SyntaxError: Missing parentheses in call to 'print' (build_model_nolearn.py, line 141)

## Model configuration:
Configure the model options. Options are passed to the model using the dictionary `options`. The main options are:

In [2]:
options = {}

# --------------------------------------------------
# Experiment parameters
# --------------------------------------------------

# image modalities used (T1, FLAIR, PD, T2, ...) 
options['modalities'] = ['T1', 'FLAIR']

# Select an experiment name to store net weights and segmentation masks
options['experiment'] = 'test_CNN'

# In order to expose the classifier to more challeging samples, a threshold can be used to to select 
# candidate voxels for training. Note that images are internally normalized to 0 mean 1 standard deviation 
# before applying thresholding. So a value of t > 0.5 on FLAIR is reasonable in most cases to extract 
# all WM lesion candidates
options['min_th'] = 0.5

# randomize training features before fitting the model.  
options['randomize_train'] = True

# Select between pixel-wise or fully-convolutional training models. Although implemented, fully-convolutional
# models have been not tested with this cascaded model 
options['fully_convolutional'] = False


# --------------------------------------------------
# model parameters
# --------------------------------------------------

# 3D patch size. So, far only implemented for 3D CNN models. 
options['patch_size'] = (11,11,11)

# percentage of the training vector that is going to be used to validate the model during training
options['train_split'] = 0.25

# maximum number of epochs used to train the model
options['max_epochs'] = 200

# maximum number of epochs without improving validation before stopping training (early stopping) 
options['patience'] = 25

# Number of samples used to test at once. This parameter should be around 50000 for machines
# with less than 32GB of RAM
options['batch_size'] = 50000

# net print verbosity. Set to zero for this particular notebook, but setting this value to 11 is recommended
options['net_verbose'] = 0

# post-processing binary threshold. After segmentation, probabilistic masks are binarized using a defined threshold.
options['t_bin'] = 0.8

# The resulting binary mask is filtered by removing lesion regions with lesion size before a defined value
options['l_min'] = 20


## Experiment configuration:

Organize the experiment. Although not necessary, intermediate results, network weights and final lesion segmentation masks are stored inside a folder with name `options['experiment']`. This is extremely useful when a lot of experiments are computed on the same images to declutter the user space. 

In [3]:
exp_folder = os.path.join(os.getcwd(), options['experiment'])
if not os.path.exists(exp_folder):
    os.mkdir(exp_folder)
    os.mkdir(os.path.join(exp_folder,'nets'))
    os.mkdir(os.path.join(exp_folder,'.train'))

# set the output name 
options['test_name'] = 'cnn_' + options['experiment'] + '.nii.gz'
 
    

## Load the training data:

Training data is internally loaded by the method.
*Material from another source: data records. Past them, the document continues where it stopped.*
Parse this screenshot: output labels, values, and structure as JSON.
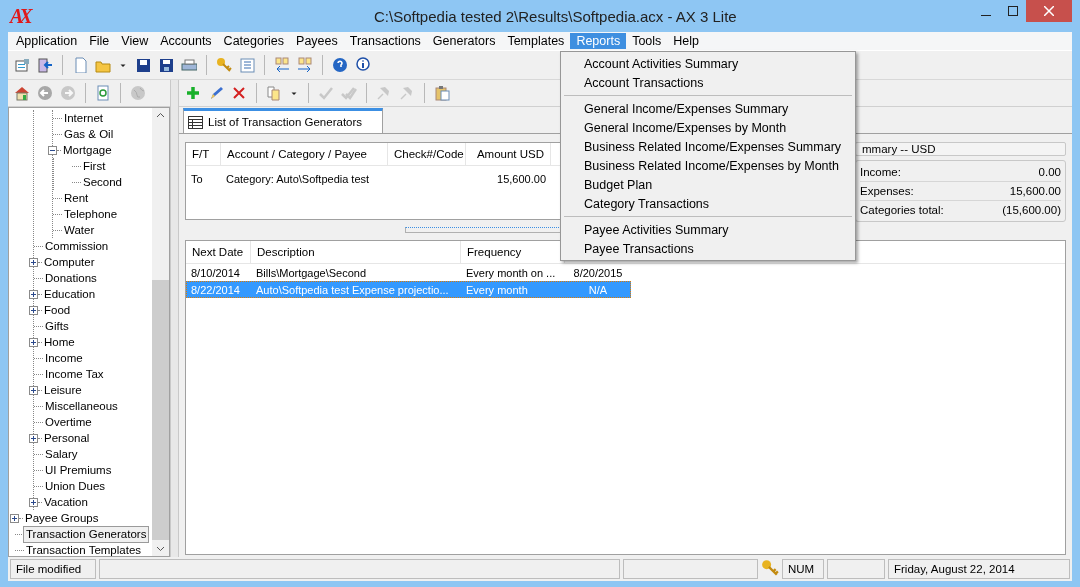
{
  "window": {
    "logo": "AX",
    "title": "C:\\Softpedia tested 2\\Results\\Softpedia.acx - AX 3 Lite"
  },
  "menu_bar": [
    {
      "label": "Application",
      "selected": false
    },
    {
      "label": "File",
      "selected": false
    },
    {
      "label": "View",
      "selected": false
    },
    {
      "label": "Accounts",
      "selected": false
    },
    {
      "label": "Categories",
      "selected": false
    },
    {
      "label": "Payees",
      "selected": false
    },
    {
      "label": "Transactions",
      "selected": false
    },
    {
      "label": "Generators",
      "selected": false
    },
    {
      "label": "Templates",
      "selected": false
    },
    {
      "label": "Reports",
      "selected": true
    },
    {
      "label": "Tools",
      "selected": false
    },
    {
      "label": "Help",
      "selected": false
    }
  ],
  "main_toolbar": [
    {
      "kind": "properties",
      "disabled": false
    },
    {
      "kind": "exit",
      "disabled": false
    },
    {
      "kind": "separator"
    },
    {
      "kind": "new",
      "disabled": false
    },
    {
      "kind": "open",
      "disabled": false
    },
    {
      "kind": "dropdown",
      "disabled": false
    },
    {
      "kind": "save",
      "disabled": false
    },
    {
      "kind": "saveas",
      "disabled": false
    },
    {
      "kind": "print",
      "disabled": false
    },
    {
      "kind": "separator"
    },
    {
      "kind": "key",
      "disabled": false
    },
    {
      "kind": "list",
      "disabled": false
    },
    {
      "kind": "separator"
    },
    {
      "kind": "copyleft",
      "disabled": false
    },
    {
      "kind": "copyright",
      "disabled": false
    },
    {
      "kind": "separator"
    },
    {
      "kind": "help",
      "disabled": false
    },
    {
      "kind": "info",
      "disabled": false
    }
  ],
  "nav_toolbar": [
    {
      "kind": "home",
      "disabled": false
    },
    {
      "kind": "back",
      "disabled": false
    },
    {
      "kind": "forward",
      "disabled": true
    },
    {
      "kind": "separator"
    },
    {
      "kind": "refresh",
      "disabled": false
    },
    {
      "kind": "separator"
    },
    {
      "kind": "globe",
      "disabled": true
    }
  ],
  "edit_toolbar": [
    {
      "kind": "add",
      "disabled": false
    },
    {
      "kind": "edit",
      "disabled": false
    },
    {
      "kind": "delete",
      "disabled": false
    },
    {
      "kind": "separator"
    },
    {
      "kind": "copy",
      "disabled": false
    },
    {
      "kind": "dropdown",
      "disabled": false
    },
    {
      "kind": "separator"
    },
    {
      "kind": "check",
      "disabled": true
    },
    {
      "kind": "doublecheck",
      "disabled": true
    },
    {
      "kind": "separator"
    },
    {
      "kind": "pin",
      "disabled": true
    },
    {
      "kind": "pin",
      "disabled": true
    },
    {
      "kind": "separator"
    },
    {
      "kind": "clipboard",
      "disabled": false
    }
  ],
  "tree": [
    {
      "children": [
        {
          "children": [
            {
              "label": "Internet",
              "selected": false
            },
            {
              "label": "Gas & Oil",
              "selected": false
            },
            {
              "label": "Mortgage",
              "selected": false,
              "expanded": true,
              "children": [
                {
                  "label": "First",
                  "selected": false
                },
                {
                  "label": "Second",
                  "selected": false
                }
              ]
            },
            {
              "label": "Rent",
              "selected": false
            },
            {
              "label": "Telephone",
              "selected": false
            },
            {
              "label": "Water",
              "selected": false
            }
          ]
        },
        {
          "label": "Commission",
          "selected": false
        },
        {
          "label": "Computer",
          "selected": false,
          "expanded": false
        },
        {
          "label": "Donations",
          "selected": false
        },
        {
          "label": "Education",
          "selected": false,
          "expanded": false
        },
        {
          "label": "Food",
          "selected": false,
          "expanded": false
        },
        {
          "label": "Gifts",
          "selected": false
        },
        {
          "label": "Home",
          "selected": false,
          "expanded": false
        },
        {
          "label": "Income",
          "selected": false
        },
        {
          "label": "Income Tax",
          "selected": false
        },
        {
          "label": "Leisure",
          "selected": false,
          "expanded": false
        },
        {
          "label": "Miscellaneous",
          "selected": false
        },
        {
          "label": "Overtime",
          "selected": false
        },
        {
          "label": "Personal",
          "selected": false,
          "expanded": false
        },
        {
          "label": "Salary",
          "selected": false
        },
        {
          "label": "UI Premiums",
          "selected": false
        },
        {
          "label": "Union Dues",
          "selected": false
        },
        {
          "label": "Vacation",
          "selected": false,
          "expanded": false
        }
      ]
    },
    {
      "label": "Payee Groups",
      "selected": false,
      "expanded": false
    },
    {
      "label": "Transaction Generators",
      "selected": true
    },
    {
      "label": "Transaction Templates",
      "selected": false
    }
  ],
  "tab": {
    "label": "List of Transaction Generators",
    "selected": true
  },
  "splits_table": {
    "columns": [
      "F/T",
      "Account / Category / Payee",
      "Check#/Code",
      "Amount USD"
    ],
    "rows": [
      [
        "To",
        "Category: Auto\\Softpedia test",
        "",
        "15,600.00"
      ]
    ]
  },
  "summary": {
    "title": "mmary -- USD",
    "rows": [
      {
        "label": "Income:",
        "value": "0.00"
      },
      {
        "label": "Expenses:",
        "value": "15,600.00"
      },
      {
        "label": "Categories total:",
        "value": "(15,600.00)"
      }
    ]
  },
  "generators_table": {
    "columns": [
      "Next Date",
      "Description",
      "Frequency"
    ],
    "rows": [
      {
        "cells": [
          "8/10/2014",
          "Bills\\Mortgage\\Second",
          "Every month on ...",
          "8/20/2015"
        ],
        "selected": false
      },
      {
        "cells": [
          "8/22/2014",
          "Auto\\Softpedia test Expense projectio...",
          "Every month",
          "N/A"
        ],
        "selected": true
      }
    ]
  },
  "reports_menu": [
    {
      "kind": "item",
      "label": "Account Activities Summary"
    },
    {
      "kind": "item",
      "label": "Account Transactions"
    },
    {
      "kind": "separator"
    },
    {
      "kind": "item",
      "label": "General Income/Expenses Summary"
    },
    {
      "kind": "item",
      "label": "General Income/Expenses by Month"
    },
    {
      "kind": "item",
      "label": "Business Related Income/Expenses Summary"
    },
    {
      "kind": "item",
      "label": "Business Related Income/Expenses by Month"
    },
    {
      "kind": "item",
      "label": "Budget Plan"
    },
    {
      "kind": "item",
      "label": "Category Transactions"
    },
    {
      "kind": "separator"
    },
    {
      "kind": "item",
      "label": "Payee Activities Summary"
    },
    {
      "kind": "item",
      "label": "Payee Transactions"
    }
  ],
  "status_bar": [
    {
      "kind": "text",
      "text": "File modified"
    },
    {
      "kind": "blank"
    },
    {
      "kind": "blank"
    },
    {
      "kind": "key"
    },
    {
      "kind": "text",
      "text": "NUM"
    },
    {
      "kind": "blank"
    },
    {
      "kind": "text",
      "text": "Friday, August 22, 2014"
    }
  ]
}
So far, training and testing images are passed as dictionaries, where each training image is stored as follows: 

```
traininig_X_data['image_identifier'] = {'modality_1': /path/to/image_modality_n.nii.gz/,
                                         ....
                                        'modality_n': /path/to/image_modality_n.nii.gz/}
```

And also for labels: 

```
traininig_y_data['image_identifier_1'] = 'path/to/image_labels.nii.gz/'
```

**NOTE**: As stated in the paper, input images have been already skull-stripped and bias corrected (N3, etc...) by the user before running the classifer.

In [4]:
train_folder = '/mnt/DATA/w/CNN/images/train_images'
train_x_data = {}
train_y_data = {}

# TRAIN X DATA
train_x_data['im1'] = {'T1': os.path.join(train_folder,'im1', 'T1.nii.gz'), 
                       'FLAIR': os.path.join(train_folder,'im1', 'FLAIR.nii.gz')}
train_x_data['im2'] = {'T1': os.path.join(train_folder,'im2', 'T1.nii.gz'), 
                       'FLAIR': os.path.join(train_folder,'im2', 'FLAIR.nii.gz')}
train_x_data['im3'] = {'T1': os.path.join(train_folder,'im3', 'T1.nii.gz'), 
                       'FLAIR': os.path.join(train_folder,'im3', 'FLAIR.nii.gz')}

# TRAIN LABELS 
train_y_data['im1'] = os.path.join(train_folder,'im1', 'lesion_bin.nii.gz')
train_y_data['im2'] = os.path.join(train_folder,'im2', 'lesion_bin.nii.gz')
train_y_data['im3'] = os.path.join(train_folder,'im3', 'lesion_bin.nii.gz')



## Initialize the model:

The model is initialized using the function `cascade_model`, which returns a list of two `NeuralNet` objects. Optimized weights are stored also inside the experiment folder for future use (testing different images without re-training the model.  

In [5]:
options['weight_paths'] = os.getcwd()
model = cascade_model(options)


## Train the model:

The function `train_cascaded_model` is used to train the model. The next image summarizes the training procedure. For further information about how this function optimizes the two CNN, please consult the original paper. (**NOTE**: For this example, `options['net_verbose`] has been set to `0` for simplicity)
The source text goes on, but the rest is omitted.